Wild Beasts - Boy King

by David Bruggink Rating:7 Release Date:2016-08-05
For those who have seen Wild Beasts as reliable creators of some of the most moving music to come out of the UK's indie scene in recent years, there's no doubt some will be surprised by the new direction taken on Boy King. After blessing us with several stellar albums that saw the band begin to favor more electronic textures, paring down their sound and civilizing their howling vocals but retaining their penchant for clever wordplay, we're now greeted by something that feels different - in sound, somewhat, but mostly in mood. 
 
First track 'Big Cat' is a prime example. It's composed of elements that make total sense in the evolution of Wild Beasts - drummer Chris Talbot's deceptively straightforward beats, an organ that feels kind of Music Has the Right to Children-y, and synthesizers that, with their squelchy rhythms filling in the cracks, deliciously establish the momentum of the song. Like much of their output, it has a kind of spare elegance that ensures not a single sound is wasted, and its effect on the ears, particularly with a decent pair of headphones, is sublime. All the pieces are in place, but the spirit of the song already suggests a different Wild Beasts than we're used to, eschewing the earnest melancholy of Smother and Present Tense in favor of a tone that's instantly more confrontational and less erudite. It feels like Wild Beasts have finally given free rein to their id and forced their more intellectual side to the backseat, eliminating the need for some kind of sarcastic gesture when mentioning their name.

This shift is even more pronounced when you get further into the album, as tracks like 'Get My Bang,' 'Alpha Female,' and 'Tough Guy' ooze with brazen sexuality, quickly eclipsing the band's already sizable catalog of lascivious (yet often subtle) couplets. Even with Wild Beasts' well-established sardonic viewpoint, it can be difficult at times to know whether their newfound depravity is being expressed with serious intent or not. Where they once used the sheen of electronics to imbue earthly life with transcendence, it now seems they're grinding into the earth itself, with fat, crumbling bass synths that disintegrate like clods of dirt. Even the guitar solo (if you can call it that - and assuming it's played on a guitar, which I'm not sure of) on 'Get My Bang' sounds like a dying insect.

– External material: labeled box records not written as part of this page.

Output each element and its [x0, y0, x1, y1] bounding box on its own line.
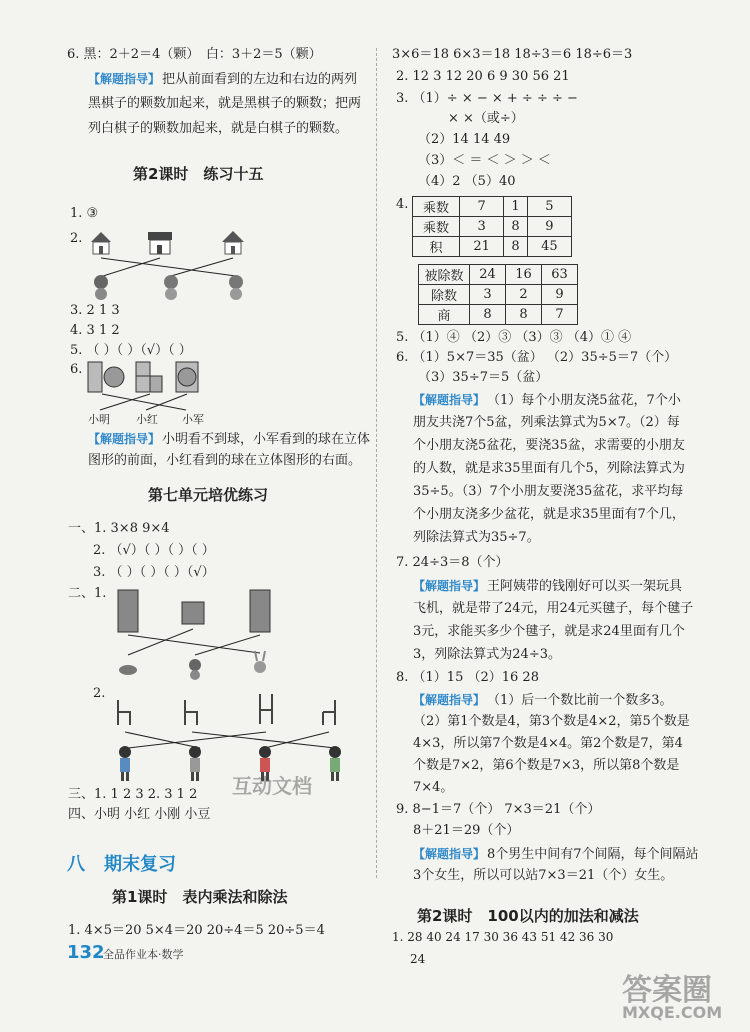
house-icon — [91, 232, 111, 254]
right-q3-3: （2）14 14 49 — [418, 132, 511, 147]
right-q9-1: 9. 8−1＝7（个） 7×3＝21（个） — [396, 802, 601, 817]
lesson1-title: 第1课时 表内乘法和除法 — [112, 888, 288, 906]
left-q6-hint-line3: 列白棋子的颗数加起来，就是白棋子的颗数。 — [88, 121, 349, 136]
right-line0: 3×6＝18 6×3＝18 18÷3＝6 18÷6＝3 — [392, 47, 633, 62]
watermark-logo: 答案圈 — [622, 973, 712, 1008]
right-q8-hint-line2: （2）第1个数是4，第3个数是4×2，第5个数是 — [413, 714, 690, 729]
right-q7-hint-line1: 【解题指导】 王阿姨带的钱刚好可以买一架玩具 — [413, 579, 683, 594]
right-q9-hint-line2: 3个女生，所以可以站7×3＝21（个）女生。 — [413, 868, 674, 883]
name-label: 小红 — [136, 413, 158, 426]
views-animals-figure — [110, 585, 280, 680]
left-l2-q1: 1. ③ — [70, 206, 99, 221]
table-row: 被除数 24 16 63 — [419, 265, 578, 285]
right-q6-hint-line4: 的人数，就是求35里面有几个5，列除法算式为 — [413, 461, 685, 476]
right-q9-2: 8＋21＝29（个） — [413, 823, 520, 838]
right-q7-hint-line3: 3元，求能买多少个毽子，就是求24里面有几个 — [413, 624, 685, 639]
right-q3-4: （3）＜ ＝ ＜ ＞ ＞ ＜ — [418, 153, 551, 168]
unit7-title: 第七单元培优练习 — [148, 486, 269, 504]
watermark-text: 互动文档 — [232, 774, 312, 798]
page-number: 132 — [67, 942, 105, 963]
right-q3-2: × ×（或÷） — [396, 111, 524, 126]
child-icon — [119, 746, 131, 781]
solid-shapes-figure — [86, 360, 226, 412]
u7-q4: 四、小明 小红 小刚 小豆 — [68, 807, 211, 822]
right-q2: 2. 12 3 12 20 6 9 30 56 21 — [396, 69, 570, 84]
u7-q1-2: 2. （√）（ ）（ ）（ ） — [93, 543, 215, 558]
monkey-icon — [94, 275, 108, 300]
right-q6-1: 6. （1）5×7＝35（盆） （2）35÷5＝7（个） — [396, 350, 678, 365]
left-l2-q5: 5. （ ）（ ）（√）（ ） — [70, 343, 192, 358]
right-q5: 5. （1）④ （2）③ （3）③ （4）① ④ — [396, 330, 632, 345]
right-q7: 7. 24÷3＝8（个） — [396, 555, 509, 570]
lesson2-title: 第2课时 练习十五 — [133, 165, 264, 183]
u7-q1-3: 3. （ ）（ ）（ ）（√） — [93, 565, 215, 580]
left-l2-q4: 4. 3 1 2 — [70, 323, 120, 338]
table-row: 乘数 3 8 9 — [413, 217, 572, 237]
chapter-number: 八 — [67, 854, 85, 875]
houses-animals-figure — [86, 228, 256, 303]
left-l2-q6-hint-line2: 图形的前面，小红看到的球在立体图形的右面。 — [88, 453, 362, 468]
u7-q2-1: 二、1. — [68, 586, 107, 601]
column-divider — [376, 48, 377, 878]
right-q6-hint-line5: 35÷5。（3）7个小朋友要浇35盆花，求平均每 — [413, 484, 684, 499]
table-row: 乘数 7 1 5 — [413, 197, 572, 217]
right-q9-hint-line1: 【解题指导】 8个男生中间有7个间隔，每个间隔站 — [413, 847, 699, 862]
left-l1-q1: 1. 4×5＝20 5×4＝20 20÷4＝5 20÷5＝4 — [68, 923, 325, 938]
chairs-kids-figure — [110, 690, 350, 785]
right-q6-hint-line1: 【解题指导】 （1）每个小朋友浇5盆花，7个小 — [413, 393, 681, 408]
right-q4: 4. — [396, 197, 409, 212]
chair-icon — [185, 700, 197, 725]
ball-front-view — [176, 362, 198, 392]
left-q6-answer: 6. 黑：2＋2＝4（颗） 白：3＋2＝5（颗） — [67, 47, 322, 62]
right-l2-q1-cont: 24 — [410, 952, 426, 966]
right-q6-hint-line3: 个小朋友浇5盆花，要浇35盆，求需要的小朋友 — [413, 438, 685, 453]
left-l2-q3: 3. 2 1 3 — [70, 303, 120, 318]
u7-q1-1: 一、1. 3×8 9×4 — [68, 521, 170, 536]
book-title: 全品作业本·数学 — [103, 948, 184, 961]
right-q3-1: 3. （1）÷ × − × + ÷ ÷ ÷ − — [396, 91, 578, 106]
left-q6-hint-line2: 黑棋子的颗数加起来，就是黑棋子的颗数；把两 — [88, 96, 362, 111]
stacked-cubes-view — [136, 362, 162, 392]
table-row: 积 21 8 45 — [413, 237, 572, 257]
hint-label: 【解题指导】 — [88, 72, 161, 86]
right-q6-hint-line6: 个小朋友浇多少盆花，就是求35里面有7个几， — [413, 507, 685, 522]
right-q8-hint-line1: 【解题指导】 （1）后一个数比前一个数多3。 — [413, 693, 673, 708]
monkey-icon — [189, 659, 201, 680]
chapter-title: 期末复习 — [104, 854, 176, 875]
right-q7-hint-line4: 3，列除法算式为24÷3。 — [413, 647, 561, 662]
tiger-icon — [229, 275, 243, 300]
division-table — [418, 264, 578, 325]
cat-icon — [164, 275, 178, 300]
left-l2-q6: 6. — [70, 362, 83, 377]
right-q8-hint-line4: 个数是7×2，第6个数是7×3，所以第8个数是 — [413, 758, 680, 773]
table-row: 除数 3 2 9 — [419, 285, 578, 305]
chair-icon — [260, 694, 272, 724]
chair-icon — [323, 700, 335, 725]
chair-icon — [118, 700, 130, 725]
watermark-site: MXQE.COM — [622, 1003, 723, 1022]
bird-icon — [119, 665, 137, 675]
left-q6-hint-line1: 【解题指导】 把从前面看到的左边和右边的两列 — [88, 72, 358, 87]
right-l2-q1: 1. 28 40 24 17 30 36 43 51 42 36 30 — [392, 930, 614, 944]
right-q8-hint-line3: 4×3，所以第7个数是4×4。第2个数是7，第4 — [413, 736, 683, 751]
right-q6-2: （3）35÷7＝5（盆） — [418, 370, 549, 385]
house-icon — [222, 231, 244, 254]
right-q8-hint-line5: 7×4。 — [413, 780, 454, 795]
left-l2-q2: 2. — [70, 231, 83, 246]
name-label: 小军 — [182, 413, 204, 426]
left-l2-q6-hint-line1: 【解题指导】 小明看不到球，小军看到的球在立体 — [88, 432, 371, 447]
house-icon — [148, 232, 172, 254]
right-q7-hint-line2: 飞机，就是带了24元，用24元买毽子，每个毽子 — [413, 601, 694, 616]
right-q6-hint-line7: 列除法算式为35÷7。 — [413, 530, 540, 545]
u7-q2-2: 2. — [93, 686, 106, 701]
name-label: 小明 — [88, 413, 110, 426]
multiplication-table — [412, 196, 572, 257]
right-lesson2-title: 第2课时 100以内的加法和减法 — [417, 907, 639, 925]
right-q6-hint-line2: 朋友共浇7个5盆，列乘法算式为5×7。（2）每 — [413, 415, 680, 430]
child-icon — [329, 746, 341, 781]
cube-ball-view — [88, 362, 124, 392]
u7-q3: 三、1. 1 2 3 2. 3 1 2 — [68, 787, 198, 802]
table-row: 商 8 8 7 — [419, 305, 578, 325]
rabbit-icon — [254, 651, 266, 673]
right-q8: 8. （1）15 （2）16 28 — [396, 670, 539, 685]
child-icon — [189, 746, 201, 781]
right-q3-5: （4）2 （5）40 — [418, 174, 516, 189]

For all their surprising aggressiveness, these sounds tend to work quite well. The distorted textures of 'Celestial Creatures' lends further urgency to one of the band's most affecting songs yet, and there's no denying that even the remarkably sleazy 'Eat Your Heart Out Adonis' and 'He the Colossus' are very catchy in their own way. The sobering 'Dreamliner,' on the other hand, harks back to the quiet moments of Smother and the Wild Beasts we've come to know well. It feels like waking to piercing morning light after an evening of debauchery; whether it makes the prior evening feel more profound, throwing its exaggeration into sharp relief, or makes you glad the night is over, is open for debate.